This is a guest post from Tusk Trader, an experienced Bay Street trader who will be writing here until Tusk’s own blog is set up. Tusk had a front row seat to the twists, turns, and almost collapse of our capital market systems a few years ago and provides a unique perspective you won’t find anywhere else. For most people, financial literacy is the elephant in the room. Let Tusk Trader help change that. If you are on twitter, make sure to follow Tusk at @TuskTrader
Most trading shops have at least one gold bug. One trader who discusses the glories of gold so much you think the cottage he often mentions is actually a bunker he is hiding out in somewhere. A bunker he is carefully stocking with emergency supplies like canned food, bottled water, gas masks and bars of gold. I am not a gold bug but I am glad every trading floor has one. They add to the mix of opinions and a lot to the knowledge base.

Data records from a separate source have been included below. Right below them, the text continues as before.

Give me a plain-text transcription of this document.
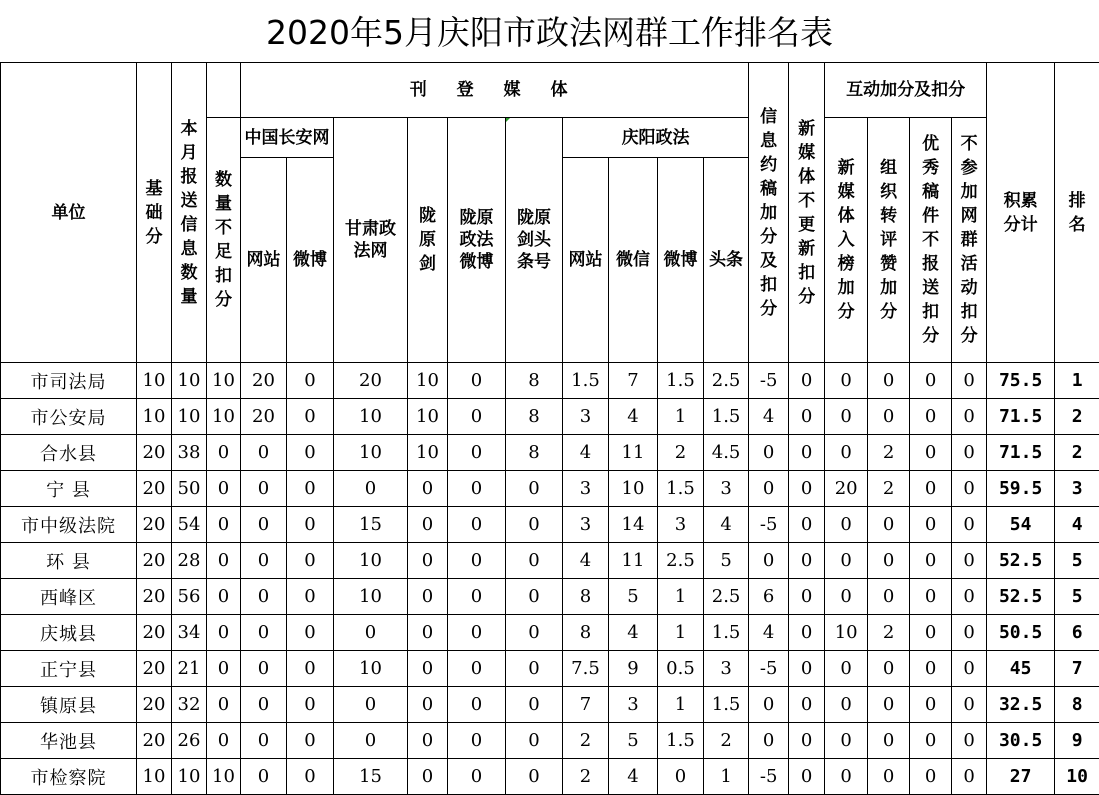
2020年5月庆阳市政法网群工作排名表
单位	基础分	本月报送信息数量		刊 登 媒 体										信息约稿加分及扣分	新媒体不更新扣分	互动加分及扣分				积累分计	排名
			数量不足扣分	中国长安网		甘肃政法网	陇原剑	陇原政法微博	陇原剑头条号	庆阳政法						新媒体入榜加分	组织转评赞加分	优秀稿件不报送扣分	不参加网群活动扣分		
				网站	微博					网站	微信	微博	头条								
市司法局	10	10	10	20	0	20	10	0	8	1.5	7	1.5	2.5	-5	0	0	0	0	0	75.5	1
市公安局	10	10	10	20	0	10	10	0	8	3	4	1	1.5	4	0	0	0	0	0	71.5	2
合水县	20	38	0	0	0	10	10	0	8	4	11	2	4.5	0	0	0	2	0	0	71.5	2
宁 县	20	50	0	0	0	0	0	0	0	3	10	1.5	3	0	0	20	2	0	0	59.5	3
市中级法院	20	54	0	0	0	15	0	0	0	3	14	3	4	-5	0	0	0	0	0	54	4
环 县	20	28	0	0	0	10	0	0	0	4	11	2.5	5	0	0	0	0	0	0	52.5	5
西峰区	20	56	0	0	0	10	0	0	0	8	5	1	2.5	6	0	0	0	0	0	52.5	5
庆城县	20	34	0	0	0	0	0	0	0	8	4	1	1.5	4	0	10	2	0	0	50.5	6
正宁县	20	21	0	0	0	10	0	0	0	7.5	9	0.5	3	-5	0	0	0	0	0	45	7
镇原县	20	32	0	0	0	0	0	0	0	7	3	1	1.5	0	0	0	0	0	0	32.5	8
华池县	20	26	0	0	0	0	0	0	0	2	5	1.5	2	0	0	0	0	0	0	30.5	9
市检察院	10	10	10	0	0	15	0	0	0	2	4	0	1	-5	0	0	0	0	0	27	10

The great chart Preet posted last week about gold really got me thinking about what I could, as a trader, add to the gold conversation. It has been a very long time since I have had a week go by without over hearing a conversation about gold while riding the subway, in the cardio machine corral at the gym, or in line at the grocery store. It is a popular topic for most investors and sometimes offers more questions and confusion than solutions.
Gold has two unique qualities that make it fun, exciting and sometimes frustrating to trade.
The first is, unlike other metals or commodities, gold as a product is a surprisingly useless (but not worthless) item that is plucked from the ground. The only real demand outside of the financial markets is the Indian wedding season. There are more uses for feathers than for gold to the average person. Oil and gas heat our homes and makes our cars move. Gold sits there, looking all sparkly and fancy, but does nothing. As there is no functional need being met, the fluctuating price of gold comes from the extent to which people purely desire to own it.
The second fact that makes gold unique to trade is also what adds to gold’s large price volatility. The two big market forces, fear and greed, can both push gold higher at the same time. Fear pushes many other investment vehicles down, which results in a more balanced market the higher the price goes. The opposite can happen with gold. Overall market fear often pushes the price of gold higher. This creates very fast market up swings and even faster drops in price when the buyers disappear. I hear people around town say they are buying gold out of fear, but as a trader, I am fearful of buying something that hasrisen over 25% in about 60 days (like it did from July to September this year). Gold also doesn’t always rise when the market falls or fall when the market rises. Investors are not getting the protection or the hedge they always think they are.
In volatile times, gold will offer you lots of excitement but not always the security you might be seeking.